La fama musical de Cecilia se basa en la leyenda de su muerte, que dice que mientras ella moría debido al martirio, iba orando Dios todo cantándole. Parece que se la empezó a relacionarse con la música hacia el siglo XV; pronto se hizo popular, y el 1594, Gregorio XIII proclamarla patrona de la música. Hicieron varias fiestas en su honor, la primera de las cuales tuvo lugar en Normandía.
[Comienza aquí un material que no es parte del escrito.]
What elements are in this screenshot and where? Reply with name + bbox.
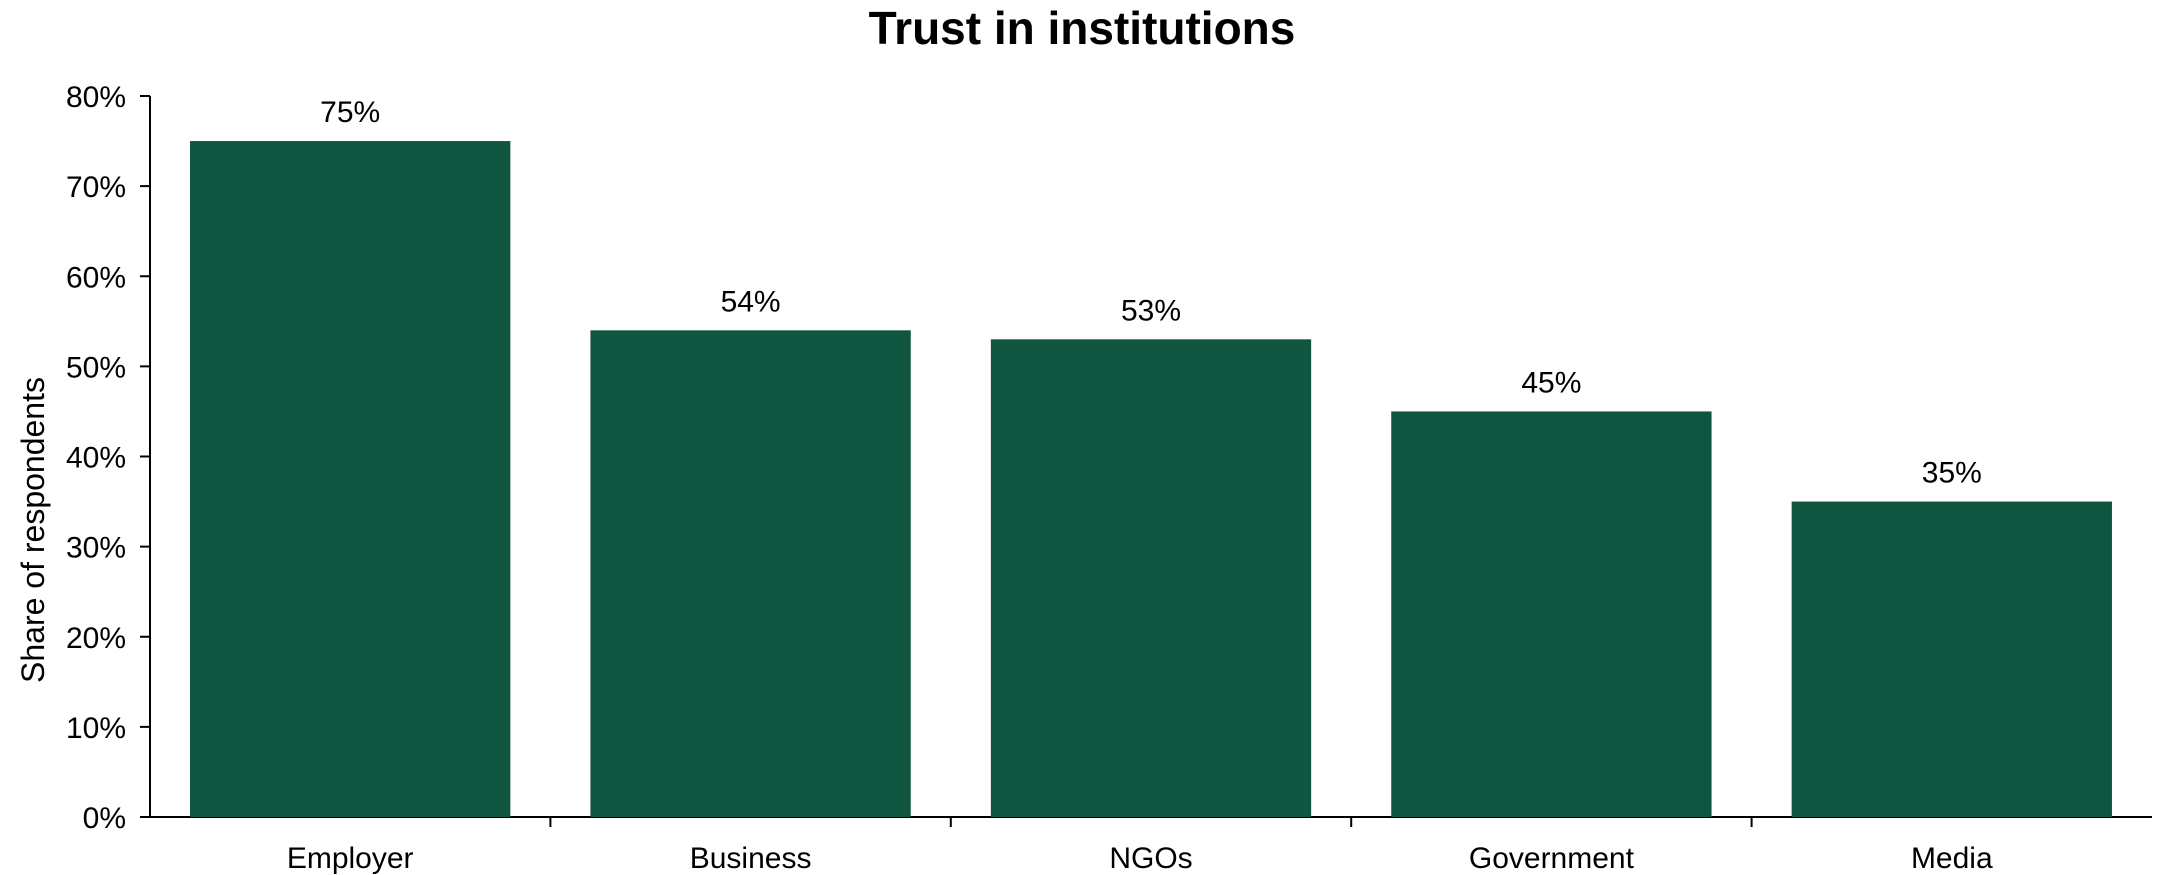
x-tick-label: Government	[1469, 842, 1635, 875]
y-tick-label: 70%	[66, 171, 126, 204]
y-tick-label: 30%	[66, 532, 126, 565]
bar	[190, 141, 511, 817]
data-label: 45%	[1521, 366, 1581, 399]
data-label: 35%	[1922, 457, 1982, 490]
x-tick-label: Media	[1911, 842, 1993, 875]
bar	[990, 339, 1312, 817]
data-label: 54%	[721, 285, 781, 318]
x-tick-label: Employer	[287, 842, 414, 875]
y-tick-label: 80%	[66, 81, 126, 114]
y-tick-label: 0%	[83, 802, 126, 835]
chart-title: Trust in institutions	[869, 2, 1296, 54]
data-label: 75%	[320, 96, 380, 129]
data-label: 53%	[1121, 294, 1181, 327]
y-axis-label: Share of respondents	[15, 377, 51, 683]
y-tick-label: 40%	[66, 442, 126, 475]
y-tick-label: 20%	[66, 622, 126, 655]
y-tick-label: 10%	[66, 712, 126, 745]
bar	[1391, 411, 1712, 817]
x-tick-label: Business	[690, 842, 812, 875]
y-tick-label: 60%	[66, 261, 126, 294]
plot-area: 0% 10% 20% 30% 40% 50% 60% 70% 80% 75% Employer 54%…	[66, 81, 2152, 875]
y-tick-label: 50%	[66, 351, 126, 384]
bar	[590, 330, 911, 817]
bar	[1791, 501, 2112, 817]
x-tick-label: NGOs	[1109, 842, 1192, 875]
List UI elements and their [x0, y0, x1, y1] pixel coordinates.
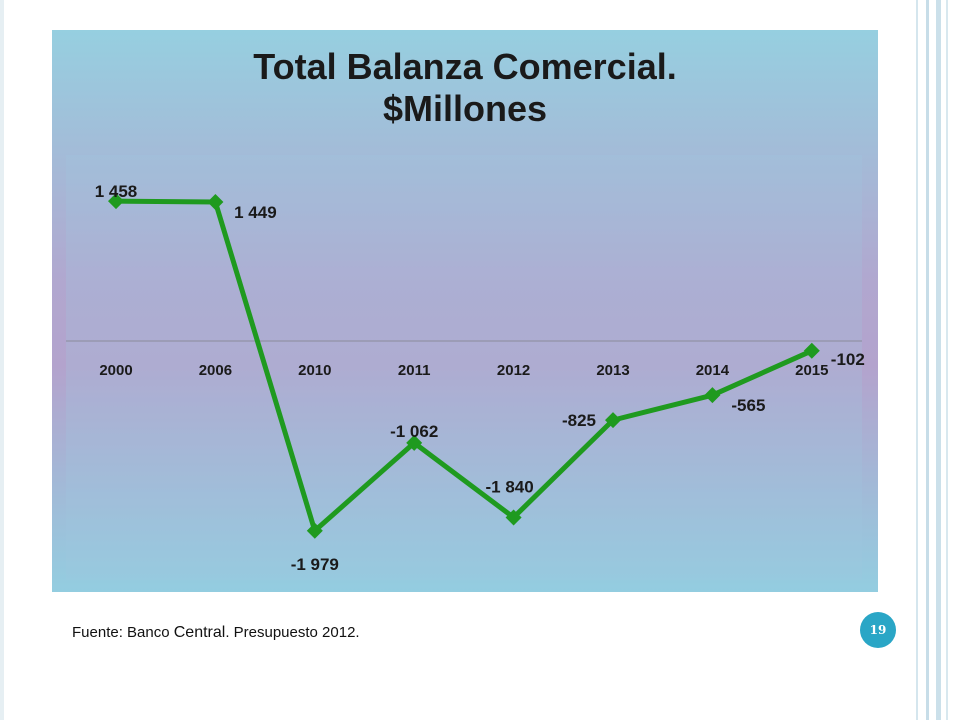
x-tick-label: 2000: [99, 362, 132, 379]
x-tick-label: 2011: [398, 362, 431, 379]
data-label: -1 979: [291, 555, 339, 574]
plot-area: [66, 155, 862, 580]
chart-title: Total Balanza Comercial. $Millones: [52, 46, 878, 130]
data-label: -1 840: [485, 477, 533, 496]
page-number-badge: 19: [860, 612, 896, 648]
source-suffix: . Presupuesto 2012.: [225, 624, 360, 641]
data-point: [704, 387, 721, 404]
chart-title-line2: $Millones: [382, 88, 548, 129]
x-tick-label: 2006: [199, 362, 232, 379]
x-tick-label: 2012: [497, 362, 530, 379]
data-point: [505, 509, 522, 526]
x-tick-label: 2010: [298, 362, 331, 379]
data-label: 1 449: [234, 203, 277, 222]
page-number: 19: [869, 623, 887, 637]
data-point: [406, 434, 423, 451]
x-tick-label: 2013: [596, 362, 629, 379]
series-line: [115, 198, 813, 534]
data-point: [306, 522, 323, 539]
data-label: -102: [831, 350, 865, 369]
source-prefix: Fuente: Banco: [72, 624, 174, 641]
source-note: Fuente: Banco Central. Presupuesto 2012.: [72, 624, 360, 642]
data-point: [803, 342, 820, 359]
x-tick-label: 2014: [696, 362, 730, 379]
chart-title-line1: Total Balanza Comercial.: [253, 46, 677, 87]
data-label: 1 458: [95, 182, 138, 201]
data-point: [207, 194, 224, 211]
data-label: -565: [731, 396, 765, 415]
data-label: -825: [562, 411, 596, 430]
source-emph: Central: [173, 624, 226, 641]
data-point: [605, 412, 621, 429]
data-label: -1 062: [390, 422, 438, 441]
x-tick-label: 2015: [795, 362, 828, 379]
data-point: [108, 193, 124, 210]
chart-panel: [52, 30, 878, 592]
Poco más de cien años después, la moda llegó a Inglaterra atravesando el canal de la Mancha, y Henry Purcell le compuso tres odas el 1683. Otras obras musicales dedicadas a santa Cecilia son el himno de Benjamin Britten (basado en un texto de WH Auden), un himno de Herbert Howells, uno de Alessandro Scarlatti, o la obra Messe Solennelle de Sainte Cécile de Charles Gounod, o la oda Dios te salve, Cecilia brillante! y la ópera, Cecilia, de Licinio Refice de 1934. El músico belga Joseph Ryelandt (1870-1965) estrenó la ópera Sainte Cécile, con libreto de Charles Martens, en 1907, en Amberes.
En la escuela lo hemos celebrado con un pequeño repaso historico y un concierto.
Por la tarde se hizo un concierto por los familiares de nuestros alumnos y contamos con la participación de Oscar, un alumno de 2º de ESO.